By that time Jake is running his own franchise under this couple (it's also set up as a pyramid scheme sort of thing.) goes to the Indonesian cult leader dude and asks him if he can just pay him directly for the franchise because the dude's main student's molested his girlfriend.
So the guy says yeah.
Eventually Jake ditches the cult name and brand but keeps teaching their fake martial arts stuff because it's the only thing he's ever learned.
So the cult leader takes him to court to sue him for teaching his own copyrighted material.
But you can only have exclusive rights to things like dances or Kata if they are your own invention.
You can't have rights to any traditional forms invented in past generations even if you are the legit inheritor of the system, much less if you just copied them off from videos.

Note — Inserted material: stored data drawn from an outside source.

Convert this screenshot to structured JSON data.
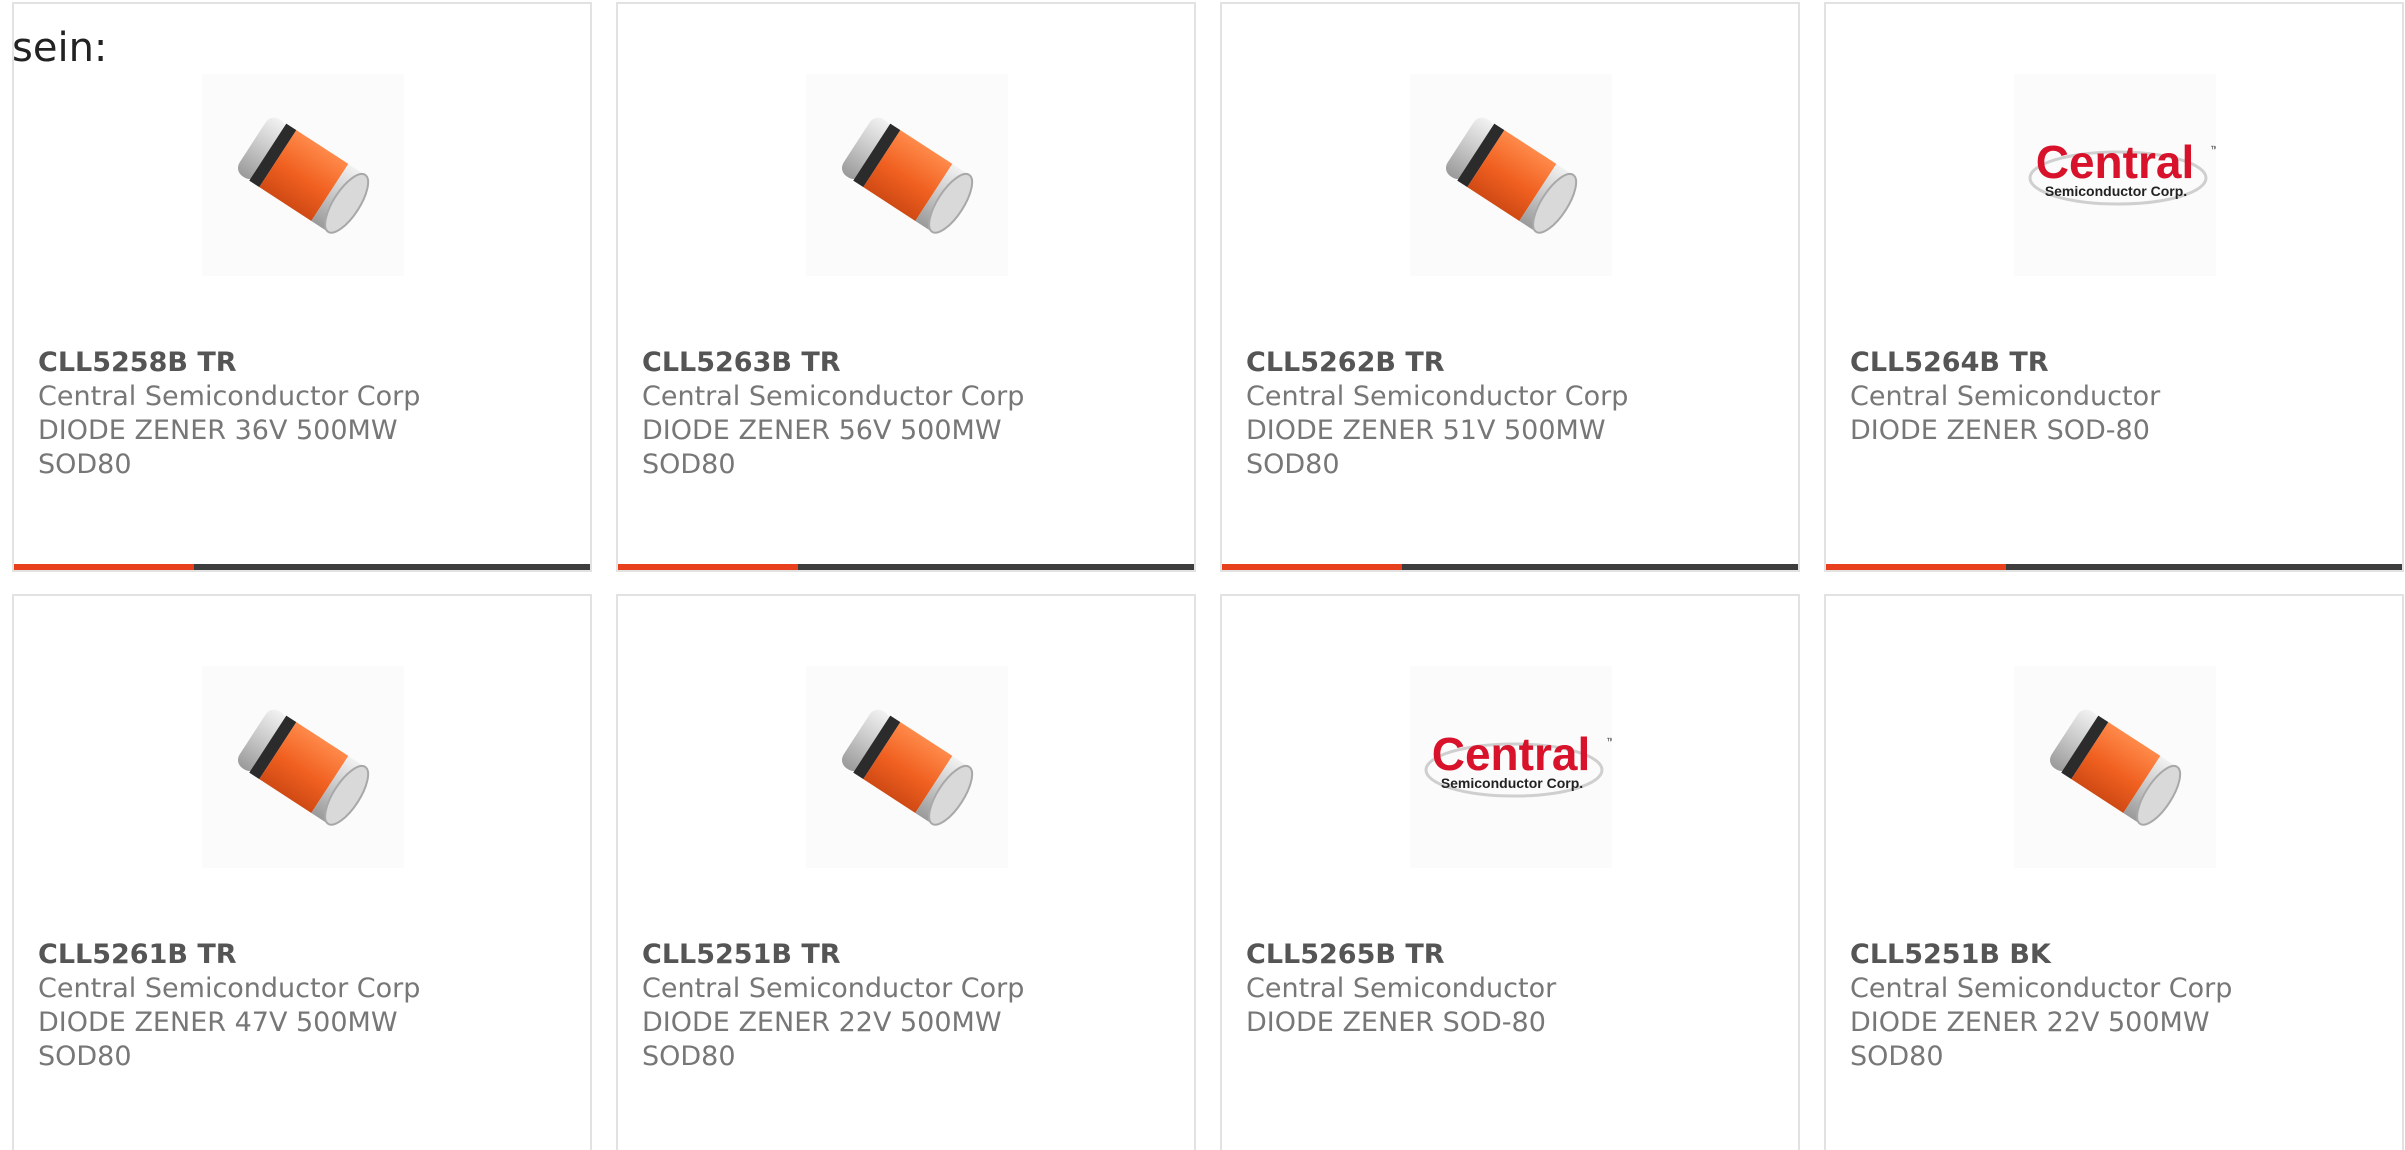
{
  "heading": "sein:",
  "colors": {
    "accent": "#e8401c",
    "bar": "#3d3d3d",
    "brand_red": "#d7122a"
  },
  "products": [
    {
      "part": "CLL5258B TR",
      "maker": "Central Semiconductor Corp",
      "desc": "DIODE ZENER 36V 500MW SOD80",
      "image": "zener-diode-image",
      "show_bar": true
    },
    {
      "part": "CLL5263B TR",
      "maker": "Central Semiconductor Corp",
      "desc": "DIODE ZENER 56V 500MW SOD80",
      "image": "zener-diode-image",
      "show_bar": true
    },
    {
      "part": "CLL5262B TR",
      "maker": "Central Semiconductor Corp",
      "desc": "DIODE ZENER 51V 500MW SOD80",
      "image": "zener-diode-image",
      "show_bar": true
    },
    {
      "part": "CLL5264B TR",
      "maker": "Central Semiconductor",
      "desc": "DIODE ZENER SOD-80",
      "image": "central-logo",
      "logo_main": "Central",
      "logo_sub": "Semiconductor Corp.",
      "show_bar": true
    },
    {
      "part": "CLL5261B TR",
      "maker": "Central Semiconductor Corp",
      "desc": "DIODE ZENER 47V 500MW SOD80",
      "image": "zener-diode-image",
      "show_bar": false
    },
    {
      "part": "CLL5251B TR",
      "maker": "Central Semiconductor Corp",
      "desc": "DIODE ZENER 22V 500MW SOD80",
      "image": "zener-diode-image",
      "show_bar": false
    },
    {
      "part": "CLL5265B TR",
      "maker": "Central Semiconductor",
      "desc": "DIODE ZENER SOD-80",
      "image": "central-logo",
      "logo_main": "Central",
      "logo_sub": "Semiconductor Corp.",
      "show_bar": false
    },
    {
      "part": "CLL5251B BK",
      "maker": "Central Semiconductor Corp",
      "desc": "DIODE ZENER 22V 500MW SOD80",
      "image": "zener-diode-image",
      "show_bar": false
    }
  ]
}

So the guy eventually admits that he completely made up the core forms of the system.
They end up steeling with Jake agreeing not to use or mention his name or teach his stuff.
At this point Jake goes on his newly created Youtube channel and makes a video about how he wants to know if people think it's okay to keep teaching martial arts if you have just found out that some guy with no experience just made them up out of the blue and lied about being a Shaolin master.
He seemed to kind of hesitating about what to do and asked if he should take a few years to study a traditional martial art or if it was alright if he just kept teaching because even if the guy made it all up and had no experience he thought the training he got was probably pretty okay.
Then a month later he starts putting out crap loads of videos of himself teaching "traditional Kungfu".